JoeWinter edited this page Sep 18, 2014 · 2 revisions

[Table of Contents](https://github.com/dell-oss/Doradus/wiki/OLAP Databases: Table-of-Contents) | Previous | Next
Doradus Query Language: Text Contains Clauses


Text fields can be queried for values that _contain_ specific terms. In contrast, equality clauses (described later) compare the entire field value.

Term Clauses

A term clause searches a specific field for one or more terms. To designate it as a contains clause, the field name must be followed by a colon. Example:

Name:Smith

This clause searches perspective objects' Name field for the term Smith (case-insensitive). To specify multiple terms, enclose them in parentheses. Example:

Name:(John Smith)

To match this clause, an object's Name field must contain both John and Smith, but they can appear in any order and be separated by other terms.

Be sure to enclose multi-term clauses in parentheses! The following query looks like it searches for John and Smith in the Name field:

Name:John Smith // doesn't do what you think!

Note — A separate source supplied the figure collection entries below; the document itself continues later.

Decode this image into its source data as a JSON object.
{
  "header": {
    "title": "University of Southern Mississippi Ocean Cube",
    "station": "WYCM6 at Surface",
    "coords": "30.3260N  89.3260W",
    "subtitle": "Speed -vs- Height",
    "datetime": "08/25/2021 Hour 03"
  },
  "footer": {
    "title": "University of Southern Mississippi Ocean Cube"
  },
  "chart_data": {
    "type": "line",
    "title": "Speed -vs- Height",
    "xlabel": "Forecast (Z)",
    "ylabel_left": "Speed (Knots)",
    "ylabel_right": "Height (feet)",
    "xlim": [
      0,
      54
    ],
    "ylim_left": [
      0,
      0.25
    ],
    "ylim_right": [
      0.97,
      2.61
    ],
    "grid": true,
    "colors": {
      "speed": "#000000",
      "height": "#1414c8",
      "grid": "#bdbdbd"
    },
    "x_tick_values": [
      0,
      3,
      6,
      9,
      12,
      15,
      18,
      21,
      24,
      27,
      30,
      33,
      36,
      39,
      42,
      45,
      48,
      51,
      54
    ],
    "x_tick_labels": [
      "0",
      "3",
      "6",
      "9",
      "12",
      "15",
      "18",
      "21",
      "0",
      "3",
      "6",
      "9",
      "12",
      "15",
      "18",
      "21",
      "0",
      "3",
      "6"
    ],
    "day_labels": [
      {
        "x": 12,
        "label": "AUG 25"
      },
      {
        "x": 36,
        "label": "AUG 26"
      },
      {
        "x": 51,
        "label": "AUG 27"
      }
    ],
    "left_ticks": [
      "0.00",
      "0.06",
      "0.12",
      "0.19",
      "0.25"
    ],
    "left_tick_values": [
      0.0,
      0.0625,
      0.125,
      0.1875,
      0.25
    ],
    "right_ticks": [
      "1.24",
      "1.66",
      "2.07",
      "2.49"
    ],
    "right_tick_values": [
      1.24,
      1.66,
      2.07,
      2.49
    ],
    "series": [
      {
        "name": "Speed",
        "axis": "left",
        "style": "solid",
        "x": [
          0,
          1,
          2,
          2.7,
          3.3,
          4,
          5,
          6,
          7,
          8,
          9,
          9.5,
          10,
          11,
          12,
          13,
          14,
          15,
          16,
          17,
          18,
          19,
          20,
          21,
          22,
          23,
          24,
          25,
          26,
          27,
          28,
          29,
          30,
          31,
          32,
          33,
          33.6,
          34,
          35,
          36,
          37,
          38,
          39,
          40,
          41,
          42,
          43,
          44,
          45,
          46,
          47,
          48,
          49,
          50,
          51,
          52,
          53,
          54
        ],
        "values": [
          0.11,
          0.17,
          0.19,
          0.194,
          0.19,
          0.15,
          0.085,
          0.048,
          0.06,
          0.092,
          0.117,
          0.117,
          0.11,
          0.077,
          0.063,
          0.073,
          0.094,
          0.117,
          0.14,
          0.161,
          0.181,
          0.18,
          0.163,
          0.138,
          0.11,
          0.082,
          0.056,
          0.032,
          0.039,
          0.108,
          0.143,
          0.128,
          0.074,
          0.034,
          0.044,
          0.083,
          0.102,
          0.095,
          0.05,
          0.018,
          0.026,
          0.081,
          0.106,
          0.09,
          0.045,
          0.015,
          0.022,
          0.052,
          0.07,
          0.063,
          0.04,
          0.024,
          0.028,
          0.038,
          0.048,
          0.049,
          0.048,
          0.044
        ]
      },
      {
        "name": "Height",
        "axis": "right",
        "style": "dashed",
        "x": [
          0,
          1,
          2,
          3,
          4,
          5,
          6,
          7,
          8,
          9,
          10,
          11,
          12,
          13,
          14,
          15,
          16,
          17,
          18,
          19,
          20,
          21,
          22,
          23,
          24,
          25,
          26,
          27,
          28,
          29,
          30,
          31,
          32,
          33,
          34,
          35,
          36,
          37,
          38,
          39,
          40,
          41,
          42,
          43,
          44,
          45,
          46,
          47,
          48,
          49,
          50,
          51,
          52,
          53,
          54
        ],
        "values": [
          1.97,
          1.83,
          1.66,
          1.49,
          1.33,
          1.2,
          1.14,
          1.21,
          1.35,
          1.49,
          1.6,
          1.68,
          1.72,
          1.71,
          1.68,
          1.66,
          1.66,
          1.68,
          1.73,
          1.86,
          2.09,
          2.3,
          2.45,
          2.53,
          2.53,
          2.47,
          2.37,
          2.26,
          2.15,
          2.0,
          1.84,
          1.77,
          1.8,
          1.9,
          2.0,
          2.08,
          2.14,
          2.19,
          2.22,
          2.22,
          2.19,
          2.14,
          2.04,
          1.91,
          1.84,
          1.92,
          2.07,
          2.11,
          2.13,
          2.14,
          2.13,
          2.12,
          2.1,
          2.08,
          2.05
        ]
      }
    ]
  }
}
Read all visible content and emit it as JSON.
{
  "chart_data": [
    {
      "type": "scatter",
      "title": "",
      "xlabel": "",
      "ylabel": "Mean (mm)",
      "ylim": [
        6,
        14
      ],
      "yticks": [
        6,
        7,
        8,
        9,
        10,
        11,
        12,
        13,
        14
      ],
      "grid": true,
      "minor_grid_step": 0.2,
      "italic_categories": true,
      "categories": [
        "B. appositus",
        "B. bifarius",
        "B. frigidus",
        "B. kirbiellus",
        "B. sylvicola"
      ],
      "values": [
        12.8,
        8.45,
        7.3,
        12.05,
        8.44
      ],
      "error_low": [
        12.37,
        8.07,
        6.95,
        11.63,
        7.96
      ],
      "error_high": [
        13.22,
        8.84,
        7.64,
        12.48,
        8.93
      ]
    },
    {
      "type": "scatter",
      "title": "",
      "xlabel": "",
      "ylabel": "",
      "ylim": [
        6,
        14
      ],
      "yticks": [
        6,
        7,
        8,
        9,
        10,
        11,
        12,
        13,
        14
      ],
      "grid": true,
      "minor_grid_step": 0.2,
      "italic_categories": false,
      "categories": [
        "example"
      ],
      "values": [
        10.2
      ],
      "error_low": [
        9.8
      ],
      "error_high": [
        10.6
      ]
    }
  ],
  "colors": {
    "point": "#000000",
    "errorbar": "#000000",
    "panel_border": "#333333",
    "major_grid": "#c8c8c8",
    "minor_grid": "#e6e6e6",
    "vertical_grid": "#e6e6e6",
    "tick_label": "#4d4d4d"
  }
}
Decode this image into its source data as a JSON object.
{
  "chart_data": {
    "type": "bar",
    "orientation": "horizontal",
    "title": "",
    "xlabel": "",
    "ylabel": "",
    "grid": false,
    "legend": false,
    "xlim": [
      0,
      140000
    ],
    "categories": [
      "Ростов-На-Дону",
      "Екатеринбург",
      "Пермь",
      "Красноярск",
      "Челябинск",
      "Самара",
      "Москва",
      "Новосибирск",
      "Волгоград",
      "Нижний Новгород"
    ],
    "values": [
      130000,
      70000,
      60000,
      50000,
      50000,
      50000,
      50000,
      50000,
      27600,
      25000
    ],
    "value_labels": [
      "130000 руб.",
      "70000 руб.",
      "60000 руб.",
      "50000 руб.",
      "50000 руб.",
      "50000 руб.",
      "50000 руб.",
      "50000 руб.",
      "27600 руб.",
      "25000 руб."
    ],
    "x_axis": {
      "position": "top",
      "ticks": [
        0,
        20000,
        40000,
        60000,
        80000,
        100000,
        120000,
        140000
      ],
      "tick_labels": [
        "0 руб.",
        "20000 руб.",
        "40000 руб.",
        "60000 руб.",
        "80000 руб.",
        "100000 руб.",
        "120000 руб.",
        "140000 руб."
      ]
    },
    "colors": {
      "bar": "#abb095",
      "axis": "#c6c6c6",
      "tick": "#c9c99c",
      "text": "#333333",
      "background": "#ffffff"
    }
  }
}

But, this sequence is actually interpreted as two clauses that are AND-ed together:

Name:John AND *:Smith

Matching objects must have John in the Name field and Smith in any field. In OLAP applications, this query isn't allowed because the second "all fields" clause type is not supported.

Phrase Clauses

A phrase clause is a contains clause that searches for a field for a specific term sequence. Its terms are enclosed in single or double quotes. For example:

Name:"John Sm*th"

This phrase clause searches the Name field for the term John immediately followed by a term that matches the pattern Sm*th. The matching terms may be preceded or followed by other terms, but they must be in the specified order and with no intervening terms. As with term clauses, phrases clauses can use wildcards, and searches are performed without case sensitivity.